Like a gathering force, as if it was gaining momentum as it came closer, as the quantity of trees blowing added to it, intensified it, until it was almost upon us.

And when it was, it was freezing. Dry, snowless, but icy as fuck.

"I don't like it," Orion announced. "Wind is unpredictable."

"But isn't the storm supposed to be stopping today?"

"The snow is supposed to stop today. Or early tonight. But wind can cause a lot of damage in a short period of time."

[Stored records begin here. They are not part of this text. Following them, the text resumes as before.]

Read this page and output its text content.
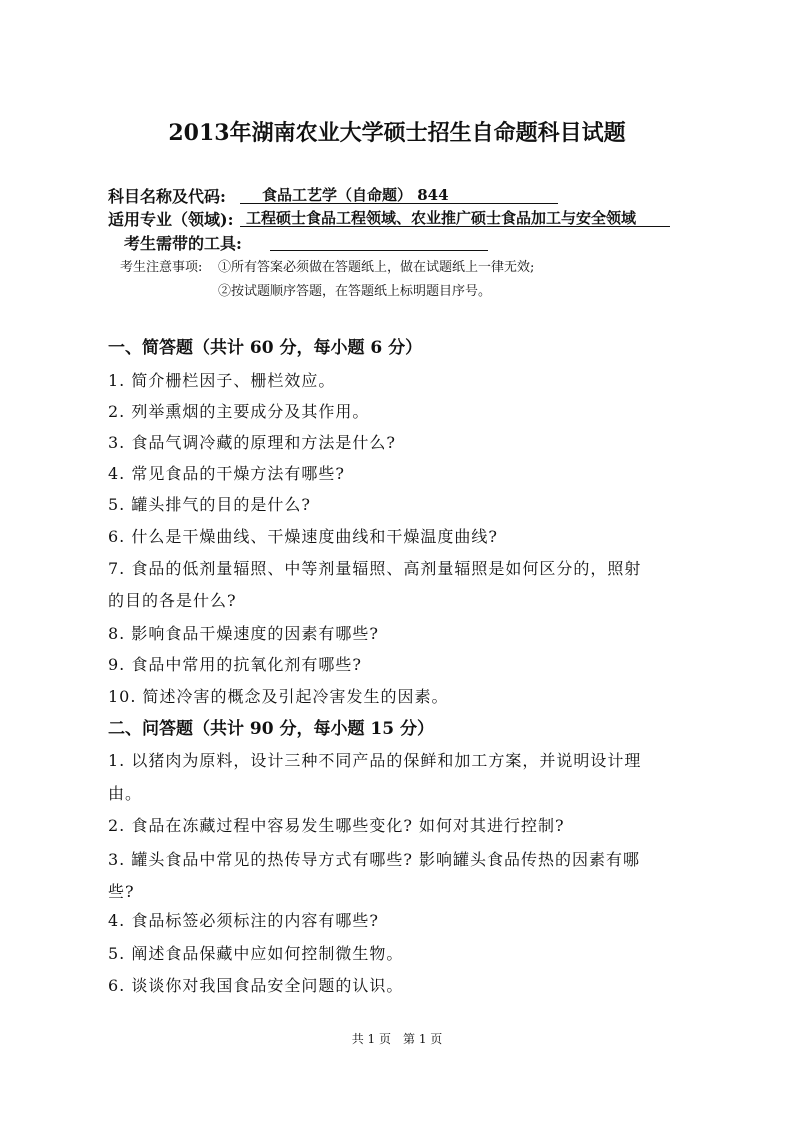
2013年湖南农业大学硕士招生自命题科目试题
科目名称及代码:	食品工艺学（自命题） 844
适用专业（领域): 工程硕士食品工程领域、农业推广硕士食品加工与安全领域
考生需带的工具:
考生注意事项: ①所有答案必须做在答题纸上，做在试题纸上一律无效;
②按试题顺序答题，在答题纸上标明题目序号。
一、简答题（共计 60 分，每小题 6 分）
1. 简介栅栏因子、栅栏效应。
2. 列举熏烟的主要成分及其作用。
3. 食品气调冷藏的原理和方法是什么?
4. 常见食品的干燥方法有哪些?
5. 罐头排气的目的是什么?
6. 什么是干燥曲线、干燥速度曲线和干燥温度曲线?
7. 食品的低剂量辐照、中等剂量辐照、高剂量辐照是如何区分的，照射
的目的各是什么?
8. 影响食品干燥速度的因素有哪些?
9. 食品中常用的抗氧化剂有哪些?
10. 简述冷害的概念及引起冷害发生的因素。
二、问答题（共计 90 分，每小题 15 分）
1. 以猪肉为原料，设计三种不同产品的保鲜和加工方案，并说明设计理
由。
2. 食品在冻藏过程中容易发生哪些变化? 如何对其进行控制?
3. 罐头食品中常见的热传导方式有哪些? 影响罐头食品传热的因素有哪
些?
4. 食品标签必须标注的内容有哪些?
5. 阐述食品保藏中应如何控制微生物。
6. 谈谈你对我国食品安全问题的认识。
共 1 页　第 1 页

"Like what? We already have no internet or cell service, and we can't leave the cabin."

"But we have central heat, and light, and a functional stovetop and oven, which we won't have if we lose electricity."

"Wait, the stove won't work?"

"It's electric. You didn't notice the total lack of open flame?"

"Uhh. No? Oh my god." I gulped. "Are we going to freeze to death? Or starve?"

"Relax. We'll be fine, just inconvenienced." He shot another mistrustful look at the swaying trees. "Let's go inside."

So we did. But not before I stood there a few seconds longer, listening to a suddenly aggressive wind roll toward the little cabin in the clearing. Oh shit.